Quatre mercenaires africains capturés à Zliten, expliquent où ils ont été formés et comment ils sont arrivés sur le front
Tripoli est encore sous le choc du sang versé pendant les combats pour sa libération. Dans la ville on continue à chercher les mercenaires de Kadhafi. Et la peau noir continue d'être considérée comme une première indication de culpabilité. Pourtant, dans la ville il n’y a pas eu le massacre que l’on avait annoncé. Pas de règlement de comptes, pas d'exécutions sommaires de ressortissants étrangers. Au contraire dans les rues on rencontre déjà de nombreux Noirs, Libyens et étrangers, qui se baladent comme si de rien n'était, ils continuent à travailler ou même ils portent l'uniforme des rebelles. D'autres se rassemblent pour prier dans leurs églises, mais tout n’est pas rose. L'impression est que les discriminations se produisent à travers les liens sociaux. En d'autres termes, les étrangers vivant à Tripoli, qui parlent l'arabe et qui sont à l’intérieur d’un réseau de relations, se sentent protégés. Ceux qui risquent d’être agressés ou arrêtés ce sont les derniers arrivés, ceux qui vivent en Libye depuis quelques mois seulement, et qui ne connaissent personne qui puissent les défendre en cas de fausses accusations. Dans la ville il y a eu quelques agressions - heureusement seulement des cas isolés - tandis que des centaines d'Africains ont cherché refuge dans un port de Janzur, le même d’où jusqu'à il y a deux mois partaient les bateaux de pêche vers Lampedusa. Ils y resteront jusqu'à ce que la capitale ne retourne à la normale. Après tout, de nombreux Africains sont en train de faire la même chose restant enfermés dans leurs maisons, suivant les conseils des rebelles, en attendant le retour au calme. Cela semble maintenant une question de quelques jours seulement, tout au plus quelques semaines. Presque toutes les familles de Libyens qui avaient fui pendant la guerre en Tunisie et en Egypte sont déjà retournées en ville. Un bon signe.
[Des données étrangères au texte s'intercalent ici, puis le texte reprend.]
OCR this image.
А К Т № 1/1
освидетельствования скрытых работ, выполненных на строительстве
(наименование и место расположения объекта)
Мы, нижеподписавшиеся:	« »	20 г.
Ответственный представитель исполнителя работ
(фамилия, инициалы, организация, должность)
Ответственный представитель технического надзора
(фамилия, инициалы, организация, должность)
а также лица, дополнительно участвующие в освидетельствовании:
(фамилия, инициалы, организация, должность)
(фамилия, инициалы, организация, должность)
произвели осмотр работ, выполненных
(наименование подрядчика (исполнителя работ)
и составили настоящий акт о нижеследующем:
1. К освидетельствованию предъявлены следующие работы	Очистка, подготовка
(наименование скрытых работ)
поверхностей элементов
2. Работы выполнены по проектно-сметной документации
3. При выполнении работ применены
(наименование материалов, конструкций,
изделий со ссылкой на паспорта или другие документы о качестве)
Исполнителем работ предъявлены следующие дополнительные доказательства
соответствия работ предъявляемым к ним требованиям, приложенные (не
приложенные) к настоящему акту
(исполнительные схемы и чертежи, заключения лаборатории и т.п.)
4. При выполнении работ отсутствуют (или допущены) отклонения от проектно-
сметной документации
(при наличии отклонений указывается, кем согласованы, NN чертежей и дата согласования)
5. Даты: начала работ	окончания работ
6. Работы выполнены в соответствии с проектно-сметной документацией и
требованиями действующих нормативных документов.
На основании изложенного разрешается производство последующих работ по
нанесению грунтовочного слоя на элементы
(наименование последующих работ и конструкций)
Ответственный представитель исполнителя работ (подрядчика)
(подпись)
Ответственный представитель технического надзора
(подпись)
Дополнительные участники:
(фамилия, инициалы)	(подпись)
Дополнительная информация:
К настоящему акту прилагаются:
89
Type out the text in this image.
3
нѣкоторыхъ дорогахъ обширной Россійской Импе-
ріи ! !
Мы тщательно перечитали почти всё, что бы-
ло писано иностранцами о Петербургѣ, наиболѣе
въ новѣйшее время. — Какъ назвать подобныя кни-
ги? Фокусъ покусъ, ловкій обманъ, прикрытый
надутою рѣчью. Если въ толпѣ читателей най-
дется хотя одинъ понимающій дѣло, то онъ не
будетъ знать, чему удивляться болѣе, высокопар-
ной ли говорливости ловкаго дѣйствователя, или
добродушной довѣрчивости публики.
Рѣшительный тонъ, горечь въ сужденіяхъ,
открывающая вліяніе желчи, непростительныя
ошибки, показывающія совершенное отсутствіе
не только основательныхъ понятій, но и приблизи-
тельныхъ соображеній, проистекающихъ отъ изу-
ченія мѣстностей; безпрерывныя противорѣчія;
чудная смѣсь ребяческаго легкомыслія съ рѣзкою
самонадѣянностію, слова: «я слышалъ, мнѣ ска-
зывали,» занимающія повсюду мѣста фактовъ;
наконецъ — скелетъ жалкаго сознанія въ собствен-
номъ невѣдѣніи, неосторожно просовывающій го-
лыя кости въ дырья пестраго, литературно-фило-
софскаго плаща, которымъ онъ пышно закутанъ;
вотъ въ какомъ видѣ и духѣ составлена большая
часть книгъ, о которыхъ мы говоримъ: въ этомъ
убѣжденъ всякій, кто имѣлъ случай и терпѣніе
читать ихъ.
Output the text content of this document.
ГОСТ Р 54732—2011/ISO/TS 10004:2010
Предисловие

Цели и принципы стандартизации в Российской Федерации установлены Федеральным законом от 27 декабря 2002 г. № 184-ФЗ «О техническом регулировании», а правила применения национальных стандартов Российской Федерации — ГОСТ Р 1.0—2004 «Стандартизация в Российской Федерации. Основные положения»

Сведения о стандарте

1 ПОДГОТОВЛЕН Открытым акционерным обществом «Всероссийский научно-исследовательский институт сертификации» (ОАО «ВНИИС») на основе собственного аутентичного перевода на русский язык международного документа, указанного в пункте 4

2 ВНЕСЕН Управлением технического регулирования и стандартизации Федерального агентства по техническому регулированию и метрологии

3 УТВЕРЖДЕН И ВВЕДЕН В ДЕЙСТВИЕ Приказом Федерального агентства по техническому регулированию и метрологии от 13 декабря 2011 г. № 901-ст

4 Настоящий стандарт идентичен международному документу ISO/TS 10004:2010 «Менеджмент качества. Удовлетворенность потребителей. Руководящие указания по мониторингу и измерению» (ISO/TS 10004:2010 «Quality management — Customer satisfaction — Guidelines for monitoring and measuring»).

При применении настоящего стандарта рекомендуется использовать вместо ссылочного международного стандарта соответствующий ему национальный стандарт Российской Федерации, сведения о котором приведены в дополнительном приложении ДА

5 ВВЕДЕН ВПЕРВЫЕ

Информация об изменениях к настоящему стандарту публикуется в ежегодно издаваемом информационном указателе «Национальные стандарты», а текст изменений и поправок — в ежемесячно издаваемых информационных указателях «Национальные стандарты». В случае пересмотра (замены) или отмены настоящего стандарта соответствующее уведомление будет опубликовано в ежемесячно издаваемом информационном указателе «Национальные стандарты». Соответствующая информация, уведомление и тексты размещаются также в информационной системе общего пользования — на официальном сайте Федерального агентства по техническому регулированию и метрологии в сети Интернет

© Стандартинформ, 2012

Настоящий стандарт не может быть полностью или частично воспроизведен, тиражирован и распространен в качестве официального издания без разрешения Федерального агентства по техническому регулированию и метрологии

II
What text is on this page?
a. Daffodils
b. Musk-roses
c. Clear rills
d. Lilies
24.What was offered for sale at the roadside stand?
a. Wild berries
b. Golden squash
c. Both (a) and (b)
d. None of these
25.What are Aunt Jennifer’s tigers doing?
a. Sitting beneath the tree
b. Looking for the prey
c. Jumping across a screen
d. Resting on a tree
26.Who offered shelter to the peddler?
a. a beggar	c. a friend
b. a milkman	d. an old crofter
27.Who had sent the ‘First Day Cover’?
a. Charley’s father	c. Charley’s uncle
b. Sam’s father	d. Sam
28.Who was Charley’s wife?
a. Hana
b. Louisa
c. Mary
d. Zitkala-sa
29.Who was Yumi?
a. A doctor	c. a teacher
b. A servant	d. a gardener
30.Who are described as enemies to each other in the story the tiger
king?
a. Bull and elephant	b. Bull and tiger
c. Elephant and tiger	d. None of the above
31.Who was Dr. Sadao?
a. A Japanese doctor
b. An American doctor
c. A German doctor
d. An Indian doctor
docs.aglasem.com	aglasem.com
Bientôt l'économie repartira, et tout Libyen sait qu’à Tripoli, sans main-d'œuvre étrangère on ne peut rien faire.
Rabi'a a la peau noire comme la nuit de Yefren. La énième, sans électricité. Le peu de lumière qu’il y a vient de la lune et des braises de ce narguilé qu’il est en train de fumer avec ses amis, enveloppé dans un nuage de fumée blanche. Le Kalachnikov est appuyé contre le mur, toujours à portée de la main, alors que son gros couteau il l’a toujours sur lui, attaché à sa ceinture. Rabi'a est un volontaire de l'armée révolutionnaire de Yefren. Le fils d'une famille noire de l'une des principales villes des montagnes berbères du Jebel Nafusa. Rabi'a a combattu avec les partisans berbères pour défendre la ville pendant l’assaut des troupes de Kadhafi. La célèbre armée des 112, du nombre de jeunes volontaires restés combattre dans les montagnes pour libérer la ville après la fuite de ses habitants. Avec la même armée, Rabi'a a combattu pour la libération de la Zawiya et de Tripoli. Il se sent simplement l'un d'eux. Et il ne comprend presque pas nos questions. C'est son pays, personne ne lui a jamais fait remarquer ses traits africains ni la couleur de sa peau. Parce que tout d'abord il est Libyen et d’après lui la minorité historique de Noirs parmi la population libyenne est bien acceptée. Non seulement dans les montagnes, mais aussi dans les villes, et à Tripoli.
En fait, même dans la capitale on peut voir des Noirs parmi la foule, sur la place des martyrs - la vieille place verte - où chaque nuit se déversent des centaines de milliers de personnes pour célébrer la chute du régime. Quelques-uns, mais il y en a, sont même bien armés. Ils sont venus de Misrata, Zintan et Benghazi le jour de la bataille pour libérer la capitale. Ils tirent en l'air pour célébrer. Les gens les prennent en photo et leur montrent le V en ouvrant leurs doigts en signe de victoire. Personne ne semble remarquer leur peau noire. Mais il n'est pas nécessaire de porter l'uniforme de la révolution pour être respecté.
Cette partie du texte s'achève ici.